While technical, immunological and intensive care obstacles have been overcome, the availability of donor organs has consistently limited the access to organ transplantation, necessitating strict prioritisation. After reviewing its criteria in 2009, Rikshospitalet decided to give a higher priority to patients with rapidly progressing diseases. The waiting time for transplantation as well as the mortality rate among those on the waiting list subsequently shrank (1). Most striking was the reduction in waiting list mortality for patients with cystic fibrosis, which dropped from 41 % in the period 1999–2008 to just 2 % after 2009. The authors interpret this to mean that the change in prioritisation has contributed to a reduction in the waiting list mortality for patients with pulmonary fibrosis and cystic fibrosis. However, they also point out that a substantial increase in capacity – the number of transplants almost doubled from the first to the second half of the study period – has been crucial in reducing both waiting times and waiting list mortality in all diagnostic groups.

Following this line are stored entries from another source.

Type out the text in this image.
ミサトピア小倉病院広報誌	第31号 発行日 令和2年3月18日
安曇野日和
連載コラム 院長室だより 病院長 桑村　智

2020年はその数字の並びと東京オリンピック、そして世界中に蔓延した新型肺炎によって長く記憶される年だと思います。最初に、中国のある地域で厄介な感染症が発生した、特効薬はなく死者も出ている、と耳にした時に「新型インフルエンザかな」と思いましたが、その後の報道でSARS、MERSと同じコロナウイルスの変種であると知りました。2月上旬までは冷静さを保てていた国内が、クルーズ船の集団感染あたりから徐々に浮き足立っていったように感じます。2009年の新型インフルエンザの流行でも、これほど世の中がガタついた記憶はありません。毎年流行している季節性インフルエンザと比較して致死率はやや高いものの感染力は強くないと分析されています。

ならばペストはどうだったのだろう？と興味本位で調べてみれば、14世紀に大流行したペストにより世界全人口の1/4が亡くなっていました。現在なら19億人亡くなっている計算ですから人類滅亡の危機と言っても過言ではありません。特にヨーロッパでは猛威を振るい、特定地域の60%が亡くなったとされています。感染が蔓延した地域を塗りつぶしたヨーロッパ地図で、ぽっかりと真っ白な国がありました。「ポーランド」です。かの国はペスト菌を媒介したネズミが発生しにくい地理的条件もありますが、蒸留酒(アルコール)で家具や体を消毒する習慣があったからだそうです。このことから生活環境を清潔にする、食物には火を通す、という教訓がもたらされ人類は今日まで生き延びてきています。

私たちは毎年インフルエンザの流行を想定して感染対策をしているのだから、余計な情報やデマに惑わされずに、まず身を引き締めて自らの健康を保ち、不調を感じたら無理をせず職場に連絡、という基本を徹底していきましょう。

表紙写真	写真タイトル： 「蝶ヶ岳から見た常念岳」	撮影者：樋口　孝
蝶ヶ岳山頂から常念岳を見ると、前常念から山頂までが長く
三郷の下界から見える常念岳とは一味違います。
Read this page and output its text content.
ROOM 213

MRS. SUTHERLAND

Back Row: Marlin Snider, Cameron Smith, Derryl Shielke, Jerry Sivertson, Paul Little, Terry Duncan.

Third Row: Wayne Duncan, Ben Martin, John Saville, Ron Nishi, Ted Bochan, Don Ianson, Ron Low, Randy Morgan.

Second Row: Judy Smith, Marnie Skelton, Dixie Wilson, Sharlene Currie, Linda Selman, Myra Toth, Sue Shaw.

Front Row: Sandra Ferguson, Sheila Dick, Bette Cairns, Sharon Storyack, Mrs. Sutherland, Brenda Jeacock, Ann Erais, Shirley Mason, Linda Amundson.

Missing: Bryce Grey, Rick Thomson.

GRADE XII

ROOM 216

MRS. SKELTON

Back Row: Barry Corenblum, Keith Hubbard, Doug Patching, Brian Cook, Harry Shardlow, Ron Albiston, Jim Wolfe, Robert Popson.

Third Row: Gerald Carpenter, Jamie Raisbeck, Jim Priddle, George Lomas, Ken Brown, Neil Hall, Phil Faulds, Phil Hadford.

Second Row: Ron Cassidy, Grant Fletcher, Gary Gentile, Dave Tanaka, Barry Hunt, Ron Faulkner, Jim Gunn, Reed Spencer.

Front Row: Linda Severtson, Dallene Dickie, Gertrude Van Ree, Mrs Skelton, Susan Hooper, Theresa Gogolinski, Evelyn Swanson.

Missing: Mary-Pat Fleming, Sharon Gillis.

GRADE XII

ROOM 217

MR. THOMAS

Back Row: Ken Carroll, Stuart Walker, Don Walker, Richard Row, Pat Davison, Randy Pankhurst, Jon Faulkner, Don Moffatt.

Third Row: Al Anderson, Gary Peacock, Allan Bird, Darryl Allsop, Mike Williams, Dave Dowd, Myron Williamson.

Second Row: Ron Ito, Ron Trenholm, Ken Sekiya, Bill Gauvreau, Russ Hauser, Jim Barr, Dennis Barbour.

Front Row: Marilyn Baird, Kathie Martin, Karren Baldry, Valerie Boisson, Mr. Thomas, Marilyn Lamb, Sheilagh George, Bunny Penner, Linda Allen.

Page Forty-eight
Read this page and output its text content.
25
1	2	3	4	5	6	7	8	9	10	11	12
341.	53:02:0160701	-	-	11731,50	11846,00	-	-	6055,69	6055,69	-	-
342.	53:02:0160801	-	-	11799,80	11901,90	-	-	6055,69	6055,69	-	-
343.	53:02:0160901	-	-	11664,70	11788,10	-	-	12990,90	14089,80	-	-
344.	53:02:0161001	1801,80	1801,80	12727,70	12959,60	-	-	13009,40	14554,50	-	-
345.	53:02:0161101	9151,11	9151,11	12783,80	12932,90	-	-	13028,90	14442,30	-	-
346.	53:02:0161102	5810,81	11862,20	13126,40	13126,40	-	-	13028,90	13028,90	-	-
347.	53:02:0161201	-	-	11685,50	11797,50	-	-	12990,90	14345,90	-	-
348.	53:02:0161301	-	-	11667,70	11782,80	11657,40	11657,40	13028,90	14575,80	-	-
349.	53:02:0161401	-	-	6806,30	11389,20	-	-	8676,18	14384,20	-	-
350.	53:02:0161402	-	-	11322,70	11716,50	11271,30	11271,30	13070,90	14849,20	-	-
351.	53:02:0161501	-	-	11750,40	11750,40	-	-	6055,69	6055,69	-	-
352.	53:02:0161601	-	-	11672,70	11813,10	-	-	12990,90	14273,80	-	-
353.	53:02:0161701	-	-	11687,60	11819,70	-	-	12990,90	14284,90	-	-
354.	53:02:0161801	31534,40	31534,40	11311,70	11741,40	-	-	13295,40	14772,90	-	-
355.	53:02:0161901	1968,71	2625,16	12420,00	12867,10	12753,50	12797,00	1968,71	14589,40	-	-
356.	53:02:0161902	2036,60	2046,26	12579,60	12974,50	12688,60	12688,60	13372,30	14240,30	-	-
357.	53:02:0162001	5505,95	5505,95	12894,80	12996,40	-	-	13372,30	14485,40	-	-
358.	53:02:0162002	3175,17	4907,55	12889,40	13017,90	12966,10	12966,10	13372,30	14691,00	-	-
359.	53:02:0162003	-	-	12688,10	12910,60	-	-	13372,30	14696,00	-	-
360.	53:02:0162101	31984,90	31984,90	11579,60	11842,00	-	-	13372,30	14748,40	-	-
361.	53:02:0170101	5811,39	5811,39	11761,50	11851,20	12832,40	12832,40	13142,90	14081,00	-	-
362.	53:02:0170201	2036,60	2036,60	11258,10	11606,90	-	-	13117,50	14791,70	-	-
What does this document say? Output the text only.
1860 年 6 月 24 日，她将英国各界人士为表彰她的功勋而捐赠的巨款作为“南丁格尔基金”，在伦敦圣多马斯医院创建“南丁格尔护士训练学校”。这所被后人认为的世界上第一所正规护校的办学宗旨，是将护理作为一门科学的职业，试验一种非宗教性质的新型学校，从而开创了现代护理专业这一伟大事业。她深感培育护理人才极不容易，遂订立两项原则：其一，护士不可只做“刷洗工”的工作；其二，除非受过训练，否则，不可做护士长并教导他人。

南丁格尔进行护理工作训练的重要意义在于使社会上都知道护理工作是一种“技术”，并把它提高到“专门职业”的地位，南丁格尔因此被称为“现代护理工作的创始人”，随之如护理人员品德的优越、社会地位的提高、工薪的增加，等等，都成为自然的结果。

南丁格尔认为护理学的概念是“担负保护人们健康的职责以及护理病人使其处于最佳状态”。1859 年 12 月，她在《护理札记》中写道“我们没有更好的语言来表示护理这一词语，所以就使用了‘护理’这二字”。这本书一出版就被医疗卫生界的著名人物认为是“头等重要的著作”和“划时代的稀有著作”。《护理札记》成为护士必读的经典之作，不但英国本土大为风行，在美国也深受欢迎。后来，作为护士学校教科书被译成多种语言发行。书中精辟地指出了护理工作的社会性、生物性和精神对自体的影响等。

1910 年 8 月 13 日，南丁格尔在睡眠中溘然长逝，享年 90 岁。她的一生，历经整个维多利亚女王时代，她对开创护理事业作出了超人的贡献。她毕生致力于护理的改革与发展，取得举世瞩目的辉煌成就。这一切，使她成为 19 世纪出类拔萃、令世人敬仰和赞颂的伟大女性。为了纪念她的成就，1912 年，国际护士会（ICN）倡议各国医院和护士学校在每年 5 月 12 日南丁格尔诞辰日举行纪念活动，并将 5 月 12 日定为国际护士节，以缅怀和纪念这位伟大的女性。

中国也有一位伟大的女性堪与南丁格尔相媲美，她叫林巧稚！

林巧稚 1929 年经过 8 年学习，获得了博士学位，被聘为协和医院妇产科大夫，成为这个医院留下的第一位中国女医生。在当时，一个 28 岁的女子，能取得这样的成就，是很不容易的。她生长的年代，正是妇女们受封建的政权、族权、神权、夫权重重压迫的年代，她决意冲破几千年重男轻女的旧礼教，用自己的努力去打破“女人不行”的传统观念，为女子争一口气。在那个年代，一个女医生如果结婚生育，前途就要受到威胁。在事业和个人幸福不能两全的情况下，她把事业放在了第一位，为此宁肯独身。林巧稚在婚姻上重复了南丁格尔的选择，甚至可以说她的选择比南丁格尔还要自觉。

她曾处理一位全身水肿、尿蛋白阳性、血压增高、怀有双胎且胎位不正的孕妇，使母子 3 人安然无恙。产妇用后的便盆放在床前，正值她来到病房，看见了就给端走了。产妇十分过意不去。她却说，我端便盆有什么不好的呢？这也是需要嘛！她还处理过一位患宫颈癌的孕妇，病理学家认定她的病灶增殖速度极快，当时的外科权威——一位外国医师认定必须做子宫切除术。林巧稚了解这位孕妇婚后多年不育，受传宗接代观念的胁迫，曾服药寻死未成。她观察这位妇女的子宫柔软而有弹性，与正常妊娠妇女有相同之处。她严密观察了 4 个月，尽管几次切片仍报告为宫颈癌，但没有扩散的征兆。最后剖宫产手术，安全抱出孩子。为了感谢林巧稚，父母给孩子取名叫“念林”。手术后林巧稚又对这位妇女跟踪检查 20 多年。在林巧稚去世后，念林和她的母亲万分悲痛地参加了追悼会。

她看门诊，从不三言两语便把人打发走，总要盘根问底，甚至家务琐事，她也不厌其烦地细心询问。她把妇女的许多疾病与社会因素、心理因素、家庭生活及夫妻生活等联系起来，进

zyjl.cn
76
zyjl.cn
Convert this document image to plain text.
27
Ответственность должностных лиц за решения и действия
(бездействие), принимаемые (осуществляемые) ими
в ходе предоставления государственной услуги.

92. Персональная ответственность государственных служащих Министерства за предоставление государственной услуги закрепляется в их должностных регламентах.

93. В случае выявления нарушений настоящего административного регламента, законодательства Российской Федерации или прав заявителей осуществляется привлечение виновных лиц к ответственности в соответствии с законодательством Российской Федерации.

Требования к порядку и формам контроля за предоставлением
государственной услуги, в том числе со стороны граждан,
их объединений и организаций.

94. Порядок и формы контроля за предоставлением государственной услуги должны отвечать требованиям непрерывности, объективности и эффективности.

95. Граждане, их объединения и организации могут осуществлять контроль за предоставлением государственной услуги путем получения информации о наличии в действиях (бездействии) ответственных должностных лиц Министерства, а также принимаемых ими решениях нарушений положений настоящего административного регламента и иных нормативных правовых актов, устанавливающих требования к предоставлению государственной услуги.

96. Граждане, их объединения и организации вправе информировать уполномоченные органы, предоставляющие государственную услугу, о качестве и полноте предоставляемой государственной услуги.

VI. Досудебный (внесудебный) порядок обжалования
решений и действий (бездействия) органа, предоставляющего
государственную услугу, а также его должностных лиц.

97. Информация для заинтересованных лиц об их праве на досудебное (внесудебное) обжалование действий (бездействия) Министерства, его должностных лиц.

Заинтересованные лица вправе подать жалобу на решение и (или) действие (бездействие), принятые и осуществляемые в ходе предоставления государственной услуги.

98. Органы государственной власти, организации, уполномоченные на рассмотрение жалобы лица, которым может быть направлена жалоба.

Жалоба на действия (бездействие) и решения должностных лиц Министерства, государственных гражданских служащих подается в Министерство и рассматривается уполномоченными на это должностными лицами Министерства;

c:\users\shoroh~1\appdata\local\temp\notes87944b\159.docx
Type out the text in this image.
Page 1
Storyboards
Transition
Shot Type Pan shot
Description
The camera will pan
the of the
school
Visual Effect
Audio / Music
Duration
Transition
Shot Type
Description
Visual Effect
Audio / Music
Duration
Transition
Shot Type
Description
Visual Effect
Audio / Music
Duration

Prioritisation must be transparent and based on clear, empirical and verifiable criteria
The retrospective comparison of patient groups in two different time periods involves uncertainty in relation to identifying causal relationships and the quantitative significance of the various factors. Nevertheless, the authors convincingly argue that the change in priority has yielded positive and valuable results. The lower mortality from 2009 among those on the waiting list is unlikely to be due to an increased proportion of patients with relatively better health, since there was no change in the time to death for fibrosis patients on the waiting list who did not receive a transplant.
The Norwegian transplant programme tests the core tenets of the modern welfare state: the population's solidarity with strangers (where bereaved families will consent to donation), the mobilisation of substantial collective resources for an evidence-based healthcare system, equitable distribution, and efficient cooperation between all components of the healthcare continuum (local healthcare services, highly specialised hospitals and research institutions). Limited access to donor organs necessitates careful prioritisation to ensure that lung transplantation is primarily offered to those who potentially stand to gain the most years of good health.
Priorities in healthcare services are often set on a flimsy basis (5). Treatment uptake can depend on geographic proximity or other factors that may be conducive to overuse. Method selection may depend more on the clinician's preferences than on objective knowledge, and time on the waiting list may be given more weight than severity and potential benefit. The study from Rikshospitalet inspires confidence in the prioritisation system for lung transplantation in Norway. Distribution is geographically equitable (6) and the prioritisation criteria are clearly defined, openly accessible and based on scientific evidence and international consensus. The criteria are verifiable, and the analysis presented suggests that they have brought improvement, particularly for patients with a rapidly progressing lung disease.
Priority setting is an important part of clinical leadership. Leuckfeld et al. highlight a general principle: it is not only clinical practices that should be evidence-based but also healthcare leadership.